To evaluate how good the multi-chain or multi-domain models are, we need to look at the PAE scores (predicted aligned error) These are outputted as JSON format files. Let’s find all their file names:

pae_files <- list.files(results_dir, pattern = "000.json", full.names=T)
pae_files

[1] "hivpr_dimer_23119//hivpr_dimer_23119_scores_rank_001_alphafold2_multimer_v3_model_1_seed_000.json"
[2] "hivpr_dimer_23119//hivpr_dimer_23119_scores_rank_002_alphafold2_multimer_v3_model_5_seed_000.json"
[3] "hivpr_dimer_23119//hivpr_dimer_23119_scores_rank_003_alphafold2_multimer_v3_model_4_seed_000.json"
[4] "hivpr_dimer_23119//hivpr_dimer_23119_scores_rank_004_alphafold2_multimer_v3_model_2_seed_000.json"
[5] "hivpr_dimer_23119//hivpr_dimer_23119_scores_rank_005_alphafold2_multimer_v3_model_3_seed_000.json"

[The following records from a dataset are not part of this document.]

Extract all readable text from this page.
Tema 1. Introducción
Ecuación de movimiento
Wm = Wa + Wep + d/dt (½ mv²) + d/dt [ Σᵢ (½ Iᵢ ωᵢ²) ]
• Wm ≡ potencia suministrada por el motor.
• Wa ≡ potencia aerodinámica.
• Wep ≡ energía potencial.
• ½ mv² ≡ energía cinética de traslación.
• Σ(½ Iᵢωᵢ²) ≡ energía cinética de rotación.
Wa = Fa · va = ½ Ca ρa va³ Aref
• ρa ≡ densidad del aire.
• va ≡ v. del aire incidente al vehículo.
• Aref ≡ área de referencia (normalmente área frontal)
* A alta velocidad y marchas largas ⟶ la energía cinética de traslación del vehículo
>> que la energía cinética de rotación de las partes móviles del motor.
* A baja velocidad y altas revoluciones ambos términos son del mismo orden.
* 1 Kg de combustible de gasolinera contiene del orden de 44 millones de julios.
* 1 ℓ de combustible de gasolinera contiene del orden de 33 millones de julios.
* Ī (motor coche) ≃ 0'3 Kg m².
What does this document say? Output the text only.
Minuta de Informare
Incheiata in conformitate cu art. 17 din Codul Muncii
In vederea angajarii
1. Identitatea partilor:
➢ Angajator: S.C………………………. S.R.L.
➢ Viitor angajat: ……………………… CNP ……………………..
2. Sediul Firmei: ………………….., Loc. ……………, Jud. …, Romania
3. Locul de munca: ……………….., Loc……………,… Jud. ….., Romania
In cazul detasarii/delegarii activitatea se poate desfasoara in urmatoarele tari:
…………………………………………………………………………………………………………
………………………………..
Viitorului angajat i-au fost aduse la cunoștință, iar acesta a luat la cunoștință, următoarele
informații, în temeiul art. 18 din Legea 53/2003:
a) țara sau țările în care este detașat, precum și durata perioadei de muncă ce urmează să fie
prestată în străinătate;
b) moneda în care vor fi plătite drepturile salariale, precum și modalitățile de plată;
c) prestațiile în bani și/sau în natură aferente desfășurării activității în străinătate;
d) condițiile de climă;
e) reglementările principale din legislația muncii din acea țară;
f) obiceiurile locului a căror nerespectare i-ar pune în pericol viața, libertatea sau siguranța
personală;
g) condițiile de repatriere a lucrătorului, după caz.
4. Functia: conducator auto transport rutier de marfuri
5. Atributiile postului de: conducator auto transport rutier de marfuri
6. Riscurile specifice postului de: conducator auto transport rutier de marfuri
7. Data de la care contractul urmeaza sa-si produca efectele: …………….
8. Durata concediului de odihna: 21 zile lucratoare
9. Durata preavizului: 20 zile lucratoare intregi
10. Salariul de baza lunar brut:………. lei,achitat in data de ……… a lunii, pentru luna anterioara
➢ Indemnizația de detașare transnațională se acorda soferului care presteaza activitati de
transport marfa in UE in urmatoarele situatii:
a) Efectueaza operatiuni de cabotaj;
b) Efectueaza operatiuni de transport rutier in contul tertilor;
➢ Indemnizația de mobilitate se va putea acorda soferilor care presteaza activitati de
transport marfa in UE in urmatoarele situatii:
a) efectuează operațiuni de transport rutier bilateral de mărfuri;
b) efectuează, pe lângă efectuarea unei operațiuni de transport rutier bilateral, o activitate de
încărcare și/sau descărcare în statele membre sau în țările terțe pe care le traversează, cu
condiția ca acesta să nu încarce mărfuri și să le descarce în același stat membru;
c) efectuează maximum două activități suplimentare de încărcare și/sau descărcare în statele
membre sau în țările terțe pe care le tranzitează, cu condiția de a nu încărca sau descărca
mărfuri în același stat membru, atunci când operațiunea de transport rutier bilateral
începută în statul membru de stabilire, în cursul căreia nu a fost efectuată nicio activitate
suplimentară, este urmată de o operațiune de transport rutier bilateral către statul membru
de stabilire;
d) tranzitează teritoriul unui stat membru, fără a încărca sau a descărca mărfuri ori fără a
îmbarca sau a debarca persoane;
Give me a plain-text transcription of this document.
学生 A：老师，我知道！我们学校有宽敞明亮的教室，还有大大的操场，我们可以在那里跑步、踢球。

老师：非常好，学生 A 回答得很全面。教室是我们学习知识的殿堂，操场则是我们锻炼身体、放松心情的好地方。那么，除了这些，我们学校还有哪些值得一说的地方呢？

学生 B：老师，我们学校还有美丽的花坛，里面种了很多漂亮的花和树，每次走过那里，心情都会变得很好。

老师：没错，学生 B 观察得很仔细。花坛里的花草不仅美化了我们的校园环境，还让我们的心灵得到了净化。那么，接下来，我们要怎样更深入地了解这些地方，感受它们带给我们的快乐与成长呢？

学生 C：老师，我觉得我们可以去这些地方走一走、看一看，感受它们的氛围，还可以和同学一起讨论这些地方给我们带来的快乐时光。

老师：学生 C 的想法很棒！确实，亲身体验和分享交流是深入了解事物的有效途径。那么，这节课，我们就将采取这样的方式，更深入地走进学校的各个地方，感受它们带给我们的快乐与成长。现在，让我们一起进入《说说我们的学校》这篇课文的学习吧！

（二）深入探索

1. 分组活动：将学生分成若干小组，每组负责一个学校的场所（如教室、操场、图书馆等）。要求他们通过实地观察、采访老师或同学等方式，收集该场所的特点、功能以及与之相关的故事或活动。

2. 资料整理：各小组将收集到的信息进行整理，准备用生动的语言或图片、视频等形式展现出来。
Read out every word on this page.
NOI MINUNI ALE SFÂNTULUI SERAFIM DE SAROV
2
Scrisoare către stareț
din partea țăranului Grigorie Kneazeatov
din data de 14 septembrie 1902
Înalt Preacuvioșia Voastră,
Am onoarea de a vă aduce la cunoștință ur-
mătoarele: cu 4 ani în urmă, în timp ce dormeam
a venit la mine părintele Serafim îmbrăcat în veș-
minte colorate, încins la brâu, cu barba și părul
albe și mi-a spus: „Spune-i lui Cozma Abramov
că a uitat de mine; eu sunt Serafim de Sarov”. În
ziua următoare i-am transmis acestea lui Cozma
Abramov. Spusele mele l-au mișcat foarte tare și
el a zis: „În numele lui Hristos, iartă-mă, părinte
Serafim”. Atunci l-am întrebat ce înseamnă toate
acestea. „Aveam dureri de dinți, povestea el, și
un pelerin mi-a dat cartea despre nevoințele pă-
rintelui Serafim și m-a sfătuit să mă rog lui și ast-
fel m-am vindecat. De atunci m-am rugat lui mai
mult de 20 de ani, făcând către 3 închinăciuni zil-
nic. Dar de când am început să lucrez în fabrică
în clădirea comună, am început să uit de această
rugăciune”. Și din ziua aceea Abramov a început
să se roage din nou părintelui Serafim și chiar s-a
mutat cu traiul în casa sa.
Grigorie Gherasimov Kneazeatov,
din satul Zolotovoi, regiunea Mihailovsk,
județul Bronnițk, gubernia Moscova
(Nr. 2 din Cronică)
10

pae1 <- read_json(pae_files[1], simplifyVector = T)
pae5 <- read_json(pae_files[5], simplifyVector = T)

attributes(pae1)

$names
[1] "plddt"   "max_pae" "pae"     "ptm"     "iptm"   

attributes(pae5)

$names
[1] "plddt"   "max_pae" "pae"     "ptm"     "iptm"   

pae1$max_pae

[1] 15.54688

pae5$max_pae

[1] 29.29688

plot.dmat(pae5$pae,
          xlab="Residue No.",
          ylab="Residue No.",
          zlim = c(0, 30))

plot.dmat(pae1$pae,
          xlab="Residue No.",
          ylab="Residue No.", 
          zlim = c(0, 30))

Main Points

we can run AF2 on Googlecolab :-) We can read these results into R and process to help us make sense of these models and their PAE and pLDTT scores.